Sería, efectivamente, un error limitar la inventiva de la literatura irlandesa a la fértil tradición gaélica: hoy el país bulle con escritores que ya no están tan pendientes del pasado, y también hay, o ha habido, por lo demás, otros que pertenecen a una tradición refractaria a las idealizaciones célticas. Un buen ejemplo sería Elizabeth Bowen, escritora representante de la clase acomodada conocida como Ascendancy, heredera de quienes hasta tiempo reciente ostentaron tierras, honores, privilegios. Alguien que nació en una de esas familias angloirlandesas pero cautivadas (al menos la madre) por lo gaélico fue Oscar Wilde (llamado así, Oscar, por el nieto del Finn de los antiguos relatos y cancioneros). Como George Bernard Shaw fue dramaturgo sobresaliente. También lo fue Samuel Beckett (y Nobel como Shaw), que pese a esa cara de pescador de las islas Aran afilada por las galernas atlánticas no fue muy devoto de lo irlandés y, más que de lo mágico, fue amigo de lo ilustrado, más de lo galo que de lo gaélico, y en consecuencia se afrancesó, añadiendo la lengua de Molière a la literatura irlandesa.
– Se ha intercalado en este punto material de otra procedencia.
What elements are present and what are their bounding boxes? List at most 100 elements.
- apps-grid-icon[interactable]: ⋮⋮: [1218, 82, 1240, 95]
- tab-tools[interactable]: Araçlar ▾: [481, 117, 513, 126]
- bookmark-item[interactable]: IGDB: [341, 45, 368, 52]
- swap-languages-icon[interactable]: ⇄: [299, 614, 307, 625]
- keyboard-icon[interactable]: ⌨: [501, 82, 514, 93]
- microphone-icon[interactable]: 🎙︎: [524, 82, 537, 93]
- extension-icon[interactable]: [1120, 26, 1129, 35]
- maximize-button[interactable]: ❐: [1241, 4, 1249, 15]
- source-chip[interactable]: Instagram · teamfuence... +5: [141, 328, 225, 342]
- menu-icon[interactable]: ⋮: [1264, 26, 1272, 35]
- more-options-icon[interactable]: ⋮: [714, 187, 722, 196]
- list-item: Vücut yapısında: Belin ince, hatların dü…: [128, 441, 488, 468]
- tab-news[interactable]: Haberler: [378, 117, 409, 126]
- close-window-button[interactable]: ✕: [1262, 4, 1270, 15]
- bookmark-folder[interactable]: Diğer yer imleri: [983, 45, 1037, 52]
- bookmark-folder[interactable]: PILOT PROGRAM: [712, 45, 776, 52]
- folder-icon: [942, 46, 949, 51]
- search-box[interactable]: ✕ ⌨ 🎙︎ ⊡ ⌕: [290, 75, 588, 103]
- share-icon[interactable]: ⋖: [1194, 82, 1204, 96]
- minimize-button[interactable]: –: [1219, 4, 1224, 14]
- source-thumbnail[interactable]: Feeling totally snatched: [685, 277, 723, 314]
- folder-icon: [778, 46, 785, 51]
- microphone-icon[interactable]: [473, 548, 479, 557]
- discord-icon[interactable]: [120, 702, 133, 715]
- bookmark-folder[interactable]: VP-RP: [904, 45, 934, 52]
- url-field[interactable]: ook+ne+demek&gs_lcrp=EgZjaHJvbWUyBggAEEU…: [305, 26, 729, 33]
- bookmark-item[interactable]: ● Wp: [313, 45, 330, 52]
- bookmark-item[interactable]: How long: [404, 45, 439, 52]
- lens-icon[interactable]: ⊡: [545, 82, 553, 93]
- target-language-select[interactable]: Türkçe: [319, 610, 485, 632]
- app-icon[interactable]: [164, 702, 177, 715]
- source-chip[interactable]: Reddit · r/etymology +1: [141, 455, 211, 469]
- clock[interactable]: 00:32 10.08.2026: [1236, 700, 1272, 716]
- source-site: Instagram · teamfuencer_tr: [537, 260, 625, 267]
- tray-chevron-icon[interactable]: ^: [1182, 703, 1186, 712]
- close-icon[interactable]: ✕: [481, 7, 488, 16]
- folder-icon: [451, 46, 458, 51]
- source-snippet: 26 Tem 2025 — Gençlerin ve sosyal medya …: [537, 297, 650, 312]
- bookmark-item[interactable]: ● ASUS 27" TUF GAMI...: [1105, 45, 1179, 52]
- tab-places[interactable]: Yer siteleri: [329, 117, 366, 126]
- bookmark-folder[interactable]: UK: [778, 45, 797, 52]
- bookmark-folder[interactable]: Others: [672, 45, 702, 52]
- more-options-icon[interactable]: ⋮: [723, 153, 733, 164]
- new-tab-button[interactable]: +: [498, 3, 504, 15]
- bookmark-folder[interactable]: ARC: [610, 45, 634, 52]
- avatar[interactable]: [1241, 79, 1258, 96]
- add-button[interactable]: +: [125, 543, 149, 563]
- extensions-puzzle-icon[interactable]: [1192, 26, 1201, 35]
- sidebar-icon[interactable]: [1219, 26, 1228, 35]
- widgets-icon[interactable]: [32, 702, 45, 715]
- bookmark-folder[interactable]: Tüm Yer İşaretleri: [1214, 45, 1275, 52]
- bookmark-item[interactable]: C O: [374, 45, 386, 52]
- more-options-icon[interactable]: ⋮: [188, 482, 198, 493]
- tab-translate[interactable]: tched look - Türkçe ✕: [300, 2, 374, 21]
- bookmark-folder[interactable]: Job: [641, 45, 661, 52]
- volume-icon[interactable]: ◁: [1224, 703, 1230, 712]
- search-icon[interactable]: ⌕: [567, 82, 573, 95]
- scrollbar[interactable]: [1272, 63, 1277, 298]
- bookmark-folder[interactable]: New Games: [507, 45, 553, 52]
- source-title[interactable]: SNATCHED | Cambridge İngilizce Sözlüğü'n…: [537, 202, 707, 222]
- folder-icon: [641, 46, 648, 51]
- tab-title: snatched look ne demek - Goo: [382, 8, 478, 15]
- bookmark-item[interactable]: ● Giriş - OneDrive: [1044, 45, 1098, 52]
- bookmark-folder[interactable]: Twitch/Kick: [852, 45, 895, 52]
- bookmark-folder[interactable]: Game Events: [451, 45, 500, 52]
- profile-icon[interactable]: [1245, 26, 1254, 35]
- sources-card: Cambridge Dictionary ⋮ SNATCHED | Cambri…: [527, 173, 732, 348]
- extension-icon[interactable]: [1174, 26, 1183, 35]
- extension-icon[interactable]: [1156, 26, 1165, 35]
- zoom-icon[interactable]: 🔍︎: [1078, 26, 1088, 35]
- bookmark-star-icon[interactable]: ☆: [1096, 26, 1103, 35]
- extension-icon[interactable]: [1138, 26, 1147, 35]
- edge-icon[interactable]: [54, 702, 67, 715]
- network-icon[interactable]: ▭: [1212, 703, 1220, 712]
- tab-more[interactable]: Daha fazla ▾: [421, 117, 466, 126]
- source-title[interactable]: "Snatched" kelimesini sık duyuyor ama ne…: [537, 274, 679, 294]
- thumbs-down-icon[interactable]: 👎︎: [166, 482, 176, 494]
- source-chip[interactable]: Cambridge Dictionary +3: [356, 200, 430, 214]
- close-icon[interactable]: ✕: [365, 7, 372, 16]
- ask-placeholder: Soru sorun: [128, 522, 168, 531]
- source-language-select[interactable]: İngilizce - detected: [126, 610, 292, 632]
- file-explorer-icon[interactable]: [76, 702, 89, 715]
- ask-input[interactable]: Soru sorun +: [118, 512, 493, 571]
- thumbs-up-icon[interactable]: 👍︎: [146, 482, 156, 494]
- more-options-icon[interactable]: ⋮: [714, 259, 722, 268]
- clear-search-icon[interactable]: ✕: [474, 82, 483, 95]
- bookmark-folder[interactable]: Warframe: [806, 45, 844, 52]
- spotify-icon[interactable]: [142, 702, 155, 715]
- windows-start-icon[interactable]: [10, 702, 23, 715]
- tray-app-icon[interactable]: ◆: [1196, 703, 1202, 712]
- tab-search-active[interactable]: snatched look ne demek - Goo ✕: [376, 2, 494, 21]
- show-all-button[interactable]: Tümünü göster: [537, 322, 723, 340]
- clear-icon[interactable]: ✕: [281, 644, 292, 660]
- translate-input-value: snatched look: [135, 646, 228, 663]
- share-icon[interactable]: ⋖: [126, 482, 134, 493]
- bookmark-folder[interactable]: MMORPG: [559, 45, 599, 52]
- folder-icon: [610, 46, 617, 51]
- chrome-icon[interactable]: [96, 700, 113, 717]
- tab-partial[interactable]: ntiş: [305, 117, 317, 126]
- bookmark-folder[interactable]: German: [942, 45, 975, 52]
En la escrita en irlandés, nombres importantes son Brian Merriman, Máirtín Ó Cadhain y Nuala Ní Dhomhnaill, representante de una gloriosa generación de mujeres poetas (nunca han faltado en la tradición, particularmente en el género elegíaco). Michael Hartnett escribió poesía en ambos idiomas y abandonó el inglés durante un tiempo con un libro titulado precisamente Farewell to English (1975). Traductor de mucha poesía en irlandés, también puso en inglés a Lorca y su Romancero gitano. Por cierto, que el poeta granadino es también citado en uno de los mejores cuentos en irlandés de Liam O'Flaherty, recogido en Deseo (disponible en español). Otros prosistas importantes de distintas épocas, y en inglés, son William Trevor, John McGahern, Colum McCann, Oliver Goldsmith, lord Dunsany, Aidan Higgins, Patrick McCabe, Mary Lavin o, aún joven, John Boyne, autor del gran éxito El niño del pijama de rayas.

Se conmemoran estos días los 102 años del Levantamiento de Pascua de 1916. Varios de los cabecillas fueron poetas: Patrick Pearse, Joseph Mary Plunkett y Thomas MacDonagh. Si no fuera el arpa su escudo nacional, el de Irlanda debería ser, acaso, un libro.